A framework for robust a posteriori error control in unsteady nonlinear advection-diffusion problems (Q2840378)

This paper is devoted to practically useful error estimations for a rather general problem: a (possibly degenerate) nonlinear convection-diffusion equation in a \(d\)-dimensional (\(d\geq 2\)) polyhedral domain along with Dirichlet boundary data. For this equation and its solution by some discretization method (in their numerical experiments they take an (in space possibly non-conform) inner penalty discontinuous Galerkin (IPDG) method combined with Crank-Nicolson and upwind numerical flux), the authors are able to construct and prove a computable guaranteed upper bound and an error lower bound, reaching in this way a robust, effective a posteriori error estimation.
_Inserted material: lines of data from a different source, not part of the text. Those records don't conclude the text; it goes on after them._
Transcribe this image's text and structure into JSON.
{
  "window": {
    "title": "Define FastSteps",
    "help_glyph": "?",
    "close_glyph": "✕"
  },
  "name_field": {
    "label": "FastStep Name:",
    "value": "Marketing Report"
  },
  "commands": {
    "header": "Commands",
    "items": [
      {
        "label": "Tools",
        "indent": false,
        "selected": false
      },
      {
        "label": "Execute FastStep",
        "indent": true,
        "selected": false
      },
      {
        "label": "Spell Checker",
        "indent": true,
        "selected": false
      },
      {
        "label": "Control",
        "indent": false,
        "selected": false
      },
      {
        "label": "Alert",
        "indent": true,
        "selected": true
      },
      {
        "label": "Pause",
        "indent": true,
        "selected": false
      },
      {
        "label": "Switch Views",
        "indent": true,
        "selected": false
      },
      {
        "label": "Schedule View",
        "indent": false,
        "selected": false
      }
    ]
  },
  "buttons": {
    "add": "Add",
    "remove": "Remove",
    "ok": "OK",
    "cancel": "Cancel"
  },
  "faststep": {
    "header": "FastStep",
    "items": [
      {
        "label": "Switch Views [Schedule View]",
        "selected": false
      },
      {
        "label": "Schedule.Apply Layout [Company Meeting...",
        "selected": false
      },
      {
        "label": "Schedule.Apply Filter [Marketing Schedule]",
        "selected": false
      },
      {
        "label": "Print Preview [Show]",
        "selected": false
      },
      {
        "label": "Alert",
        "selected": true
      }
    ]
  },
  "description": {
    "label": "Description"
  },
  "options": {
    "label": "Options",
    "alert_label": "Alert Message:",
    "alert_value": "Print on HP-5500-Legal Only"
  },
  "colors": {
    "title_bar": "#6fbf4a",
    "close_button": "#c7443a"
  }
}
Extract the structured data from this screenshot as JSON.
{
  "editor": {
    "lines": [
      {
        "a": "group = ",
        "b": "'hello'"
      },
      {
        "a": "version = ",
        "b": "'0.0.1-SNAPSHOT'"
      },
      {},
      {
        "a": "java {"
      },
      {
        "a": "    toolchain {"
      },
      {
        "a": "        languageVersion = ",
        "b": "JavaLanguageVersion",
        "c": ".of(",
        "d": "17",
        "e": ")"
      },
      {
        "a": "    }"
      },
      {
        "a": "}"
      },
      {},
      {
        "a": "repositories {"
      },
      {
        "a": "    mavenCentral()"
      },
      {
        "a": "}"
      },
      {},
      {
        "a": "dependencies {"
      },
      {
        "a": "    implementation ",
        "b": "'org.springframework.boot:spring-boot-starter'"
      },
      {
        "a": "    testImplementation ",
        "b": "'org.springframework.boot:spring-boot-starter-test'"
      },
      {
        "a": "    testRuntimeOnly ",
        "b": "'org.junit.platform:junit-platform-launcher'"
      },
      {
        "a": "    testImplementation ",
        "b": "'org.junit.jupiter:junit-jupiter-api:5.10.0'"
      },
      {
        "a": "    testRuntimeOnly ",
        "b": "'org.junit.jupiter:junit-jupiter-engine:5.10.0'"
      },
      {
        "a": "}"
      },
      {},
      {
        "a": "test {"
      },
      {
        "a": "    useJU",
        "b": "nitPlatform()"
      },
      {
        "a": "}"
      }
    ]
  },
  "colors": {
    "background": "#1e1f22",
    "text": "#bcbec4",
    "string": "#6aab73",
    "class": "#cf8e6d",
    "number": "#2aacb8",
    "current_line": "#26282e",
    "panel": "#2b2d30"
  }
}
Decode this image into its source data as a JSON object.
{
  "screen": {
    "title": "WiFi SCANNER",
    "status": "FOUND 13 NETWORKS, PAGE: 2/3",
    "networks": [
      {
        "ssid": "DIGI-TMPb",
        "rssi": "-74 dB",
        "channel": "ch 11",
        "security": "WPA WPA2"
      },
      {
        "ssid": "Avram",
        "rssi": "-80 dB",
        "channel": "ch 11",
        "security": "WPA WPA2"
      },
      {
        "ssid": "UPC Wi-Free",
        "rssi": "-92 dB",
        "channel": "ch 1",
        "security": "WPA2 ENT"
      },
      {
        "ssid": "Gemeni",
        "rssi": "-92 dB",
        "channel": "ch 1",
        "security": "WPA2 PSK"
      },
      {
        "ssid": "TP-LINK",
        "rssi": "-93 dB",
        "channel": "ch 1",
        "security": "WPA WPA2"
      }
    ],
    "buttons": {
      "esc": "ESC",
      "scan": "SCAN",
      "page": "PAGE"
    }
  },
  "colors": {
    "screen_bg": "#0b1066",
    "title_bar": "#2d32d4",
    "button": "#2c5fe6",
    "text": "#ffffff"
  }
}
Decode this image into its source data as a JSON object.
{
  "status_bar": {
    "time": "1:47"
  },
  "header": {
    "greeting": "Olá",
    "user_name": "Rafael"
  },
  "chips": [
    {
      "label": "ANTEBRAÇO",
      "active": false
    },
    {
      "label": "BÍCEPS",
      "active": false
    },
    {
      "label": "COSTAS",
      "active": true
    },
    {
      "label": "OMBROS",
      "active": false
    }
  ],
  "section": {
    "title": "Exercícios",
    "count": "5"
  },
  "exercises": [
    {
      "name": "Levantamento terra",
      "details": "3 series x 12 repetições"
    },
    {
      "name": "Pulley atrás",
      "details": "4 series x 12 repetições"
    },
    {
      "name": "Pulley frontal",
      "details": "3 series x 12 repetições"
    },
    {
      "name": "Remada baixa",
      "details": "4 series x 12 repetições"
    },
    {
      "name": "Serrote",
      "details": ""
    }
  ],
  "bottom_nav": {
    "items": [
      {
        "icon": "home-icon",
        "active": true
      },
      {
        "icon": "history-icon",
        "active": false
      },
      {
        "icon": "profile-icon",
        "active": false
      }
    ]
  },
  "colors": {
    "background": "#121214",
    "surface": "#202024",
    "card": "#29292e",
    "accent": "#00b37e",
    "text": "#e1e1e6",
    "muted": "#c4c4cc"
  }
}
Their approach contains a linear dual problem with the residual as right hand side -- which may be difficult to solve, they work with a flux reconstruction satisfying (space-time elementwise) mass conservation, take account of the initial error, the possible non-conformity, and quadrature errors. They also prove a computable error lower bound (following Verführt in taking here bubble functions but use them in space and time). For the IPDG method they further prove that both needed assumptions on the flux reconstruction are satisfied. Finally, they show results of numerical experiments in which moving inner layers or degeneracy of the nonlinear diffusion are present. These results exhibit effectivities not far from 1, show further that the errors of the initial data are more and quadrature errors are less important, and that the local error estimators are less close to the real local errors but sufficient to drive an adaptive mesh refinement or coarsening.